Se a nova tendência se firmar, ela representará um desafio particular para as empresas do Brasil. Aqui o home office nunca decolou. Ou porque as pessoas se sentem mais vulneráveis com ele – por exemplo, a IBM permite que os funcionários trabalhem em casa, mas pesquisas da empresa revelaram que os funcionários têm medo de ausentar-se do escritório e perder visibilidade.

Ou pelo espírito gregário típico dos brasileiros. Naturalmente, o conceito de home office é dirigido a trabalhadores do conhecimento, não a operários de chão de fábrica ou balconistas de loja. Mas no cenário cada vez mais comum das indústrias 100% automatizadas, entregues aos robôs, e do varejo primordialmente on-line, quase todo trabalhador será um trabalhador do conhecimento.

A chave é a disciplina

Em todo home office existe um caos potencial para o home officer. Filhos, cachorro, empregada e campainha podem interromper o trabalho facilmente e desconcentrar quem o executa. Pode-se dizer até que filhos, cachorro, empregada e campainha são “custos fixos” – e indisciplináveis.

Porém, há o outro lado da moeda. O filho poder chamar o pai, ou a mãe, para cantar a música que aprendeu na escola pode ser visto como um fringe benefit, não como custo. E, assim, passa a ser um fator motivador em vez de atrapalhar o progresso do trabalho. Além disso, concentração é, sobretudo, treino – e você tende a aumentar sua capacidade de se concentrar trabalhando em casa. Os dois passos fundamentais de um home officer são separar fisicamente o ambiente de trabalho e estabelecer uma rotina. E ele também precisa aceitar os eventuais desvios que se façam em relação a ela, porque desvios aconteceriam dentro de uma empresa igualmente. É importante ainda que cada teletrabalhador encontre uma maneira própria de se comunicar com o mundo exterior – pode ser pelo programa MSN, por um blog, em telefonemas, ou com reuniões marcadas em frequência no mínimo semanal –, a fim de combater uma possível sensação de isolamento.

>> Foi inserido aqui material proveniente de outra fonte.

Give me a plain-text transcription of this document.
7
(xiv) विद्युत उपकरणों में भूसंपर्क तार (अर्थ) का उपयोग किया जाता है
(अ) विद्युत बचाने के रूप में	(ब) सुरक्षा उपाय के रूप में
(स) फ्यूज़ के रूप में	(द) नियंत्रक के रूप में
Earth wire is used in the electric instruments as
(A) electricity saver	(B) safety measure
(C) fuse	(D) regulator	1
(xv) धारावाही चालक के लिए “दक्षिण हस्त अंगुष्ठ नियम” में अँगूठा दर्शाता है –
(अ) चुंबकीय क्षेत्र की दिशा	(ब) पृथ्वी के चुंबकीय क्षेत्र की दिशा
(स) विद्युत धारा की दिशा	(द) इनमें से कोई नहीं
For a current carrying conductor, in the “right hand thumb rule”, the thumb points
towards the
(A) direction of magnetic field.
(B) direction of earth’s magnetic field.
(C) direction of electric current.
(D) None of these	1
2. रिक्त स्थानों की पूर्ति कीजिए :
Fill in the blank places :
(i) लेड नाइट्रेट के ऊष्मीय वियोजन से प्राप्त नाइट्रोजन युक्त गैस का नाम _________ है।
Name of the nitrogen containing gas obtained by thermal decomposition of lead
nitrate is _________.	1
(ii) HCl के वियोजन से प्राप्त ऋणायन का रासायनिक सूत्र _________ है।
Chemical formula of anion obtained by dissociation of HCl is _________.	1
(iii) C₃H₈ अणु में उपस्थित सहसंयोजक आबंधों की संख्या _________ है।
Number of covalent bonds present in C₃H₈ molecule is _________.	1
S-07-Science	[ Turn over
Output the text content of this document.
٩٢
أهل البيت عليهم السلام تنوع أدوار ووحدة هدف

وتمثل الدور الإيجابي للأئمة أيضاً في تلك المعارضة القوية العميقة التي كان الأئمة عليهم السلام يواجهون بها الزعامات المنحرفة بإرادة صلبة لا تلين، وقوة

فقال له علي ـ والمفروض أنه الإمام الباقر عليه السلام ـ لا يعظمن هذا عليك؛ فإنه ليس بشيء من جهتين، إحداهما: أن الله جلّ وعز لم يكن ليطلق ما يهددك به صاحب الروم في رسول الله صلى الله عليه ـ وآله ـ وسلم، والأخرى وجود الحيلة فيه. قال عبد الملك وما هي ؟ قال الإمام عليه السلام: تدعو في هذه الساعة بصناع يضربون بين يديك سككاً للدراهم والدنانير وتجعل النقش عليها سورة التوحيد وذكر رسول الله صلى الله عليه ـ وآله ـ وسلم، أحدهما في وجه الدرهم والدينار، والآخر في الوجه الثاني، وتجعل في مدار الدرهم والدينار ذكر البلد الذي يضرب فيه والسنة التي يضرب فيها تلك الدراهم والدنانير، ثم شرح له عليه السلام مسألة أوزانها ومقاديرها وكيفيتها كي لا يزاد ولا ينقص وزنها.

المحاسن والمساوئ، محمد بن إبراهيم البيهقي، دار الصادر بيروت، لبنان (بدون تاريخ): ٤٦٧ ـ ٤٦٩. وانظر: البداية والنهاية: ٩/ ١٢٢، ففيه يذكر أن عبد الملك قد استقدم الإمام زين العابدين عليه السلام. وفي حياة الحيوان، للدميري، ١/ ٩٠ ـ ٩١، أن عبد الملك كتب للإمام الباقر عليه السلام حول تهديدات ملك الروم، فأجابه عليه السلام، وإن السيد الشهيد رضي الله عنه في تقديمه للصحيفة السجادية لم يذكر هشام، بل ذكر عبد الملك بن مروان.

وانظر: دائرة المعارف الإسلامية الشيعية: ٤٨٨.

Vale fazer duas observações importantes
:

1. Profissionais em início de carreira não são os melhores candidatos a um home office, por estarem na fase do aprendizado inicial, mais intensivo.

2. Profissionais experientes não podem abandonar suas práticas de reciclagem contínua ao passarem a trabalhar em casa – isso acontece com frequência, infelizmente. Devem aproveitar a internet e os cursos e seminários avulsos para promover seu aprendizado informal.